Monday, September 15, 2008
Symptoms and biological consequences of dementia
The person with dementia is frail: premorbid, at risk for biopsychosocial issues; there is an inability to maintain physical, social, and emotional needs.
Twaddle et al. (2007) believe that prompt referrals with planned admissions to the best settings ameliorate the need for placements in facilities such as intensive care units and promote early discussions in situations such as palliative care for greater clarification of treatment goals. They found that palliative care study patients were more likely to access medical care through emergency departments. These patients were discharged from American academic/university hospitals at a rate of 42% without follow-up home care services, despite histories of severe illnesses.
This model of crisis intervention is replicated amongst the friends that I know. My father’s discharge from the ER with a urinary tract infection after radiation therapy with no diagnosis in July, 2006, is a prime example of this situation.
Seniors do not like this term, yet “frail” paints a very complex and complete picture for family members and caregivers. Dementia can be caused by trauma (falls, broken hips) due to frailty, leaving the senior unable to meet ADL. Nutritional issues can then worsen an already frail senior. (An empty refrigerator is an eighty-percent predictor of problems with dementia.)
Dementia leads to an inability to communicate, and comorbidities such as infections, infarctions, or subcortical issues, such as plaque and damaged brain cells, will remain undiagnosed. For some seniors, aphasia (language disturbance), apraxia (impairment in motor activities), agnosia (failure to recognize objects), or affective disorders such as depression, Alzheimer’s disease, or sleep disorders (insomnia or hypersomnia) can result in those who must receive more support than might be obvious to outside observers or even close neighbours. For some, impairment of the senses (hearing, vision, olfactory, touch, taste) results in a quality of life that creates frustrations to both care recipients and caregivers.
A frail senior who has had surgery will have a higher risk of infections due to the immune system that is compromised, as well as to the frailty of skin and tissue. For those with delirium, drugs are purported to be responsible for eleven to thirty percent of hospitalized patients (Feil, et al., 2007). Nutritional inadequacies, such as a lack vitamins or minerals, can result in dementia, and can be identified or prevented with liver function tests, calcium, and glucose tests (Wenger, et al., 2007).
For those seniors who live in their own homes, it is my belief that family members must be contacted to provide them with information.

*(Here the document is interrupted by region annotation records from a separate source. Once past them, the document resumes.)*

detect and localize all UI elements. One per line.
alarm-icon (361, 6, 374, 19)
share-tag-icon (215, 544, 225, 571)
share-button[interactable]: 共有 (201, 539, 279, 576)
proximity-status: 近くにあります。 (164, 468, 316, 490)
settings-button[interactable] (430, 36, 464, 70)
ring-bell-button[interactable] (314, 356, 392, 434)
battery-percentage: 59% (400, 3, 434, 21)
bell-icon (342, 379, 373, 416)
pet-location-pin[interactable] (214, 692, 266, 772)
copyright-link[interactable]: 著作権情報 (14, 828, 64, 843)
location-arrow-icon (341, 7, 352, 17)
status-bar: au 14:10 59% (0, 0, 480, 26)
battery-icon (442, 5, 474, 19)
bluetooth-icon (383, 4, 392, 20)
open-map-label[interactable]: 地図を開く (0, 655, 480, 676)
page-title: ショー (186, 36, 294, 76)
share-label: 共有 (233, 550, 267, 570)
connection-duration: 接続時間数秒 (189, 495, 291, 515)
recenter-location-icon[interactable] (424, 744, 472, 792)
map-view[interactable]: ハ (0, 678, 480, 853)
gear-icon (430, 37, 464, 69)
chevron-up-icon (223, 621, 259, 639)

My friend Kristin said to me, “Geriatrics or pediatrics: the only difference is body mass.” We have the right as well as the responsibility as parents to care for our children. We regulate workers in day care and nursery schools. We must protect them and advocate for them. Why is this not the same for seniors? Why do we not regulate long-term and private home care? Once an outside agency becomes involved in the care of a senior, privacy laws should not supercede the rights of adult children to ensure that their parent’s needs are being met.
Seniors are often placed in LTC due to dementia. Of those with dementia, fifty-five to seventy-seven percent have Alzheimer’s disease. There is a high correlation with depression (and caregivers as well are at high risk for depression). It can be ameliorated with improved social outcomes with cognitive screening tests, and medical, behavioural, and social interventions. It can be prevented or lessened by these measures, but it will not be cured. It must be diagnosed by medical professionals who take a history of the resident within two weeks of entering LTC (Feil, et al., 2007).
Quality indicators for medication use in seniors demonstrate that seniors fill an average of twenty prescriptions per year (Shrank, et al., 2007). Once a senior has a need for hospitalization, he/she may be sent home with an additional prescription and might not think to ask his/her GP if he/she really needs these medications. In addition, those in LTC do not always have the benefit of seeing a doctor. An RPN may simply phone a doctor without any assessment or review of other medications. There are some lucky institutions with Nurse Practitioners who have the ability to prescribe medications, but health care is so closely guarded by self-serving physicians that many health-care providers are finding it hard to access clients. Government legislation controls many providers of services: pharmacists, midwives, and providers of holistic services such as massage and reflexology.
Wenger, et al. (2007) recommends the clock drawing test, Beck’s depression test, and medication reviews and adjustments, as well as other measures they call Assessing Care of Vulnerable Elders (ACOVE). The impact on seniors, their families, and friends in an aging population requires that we seek to identify more of the signs, symptoms, and causes of dementia, as well as other infirmities of the aging body.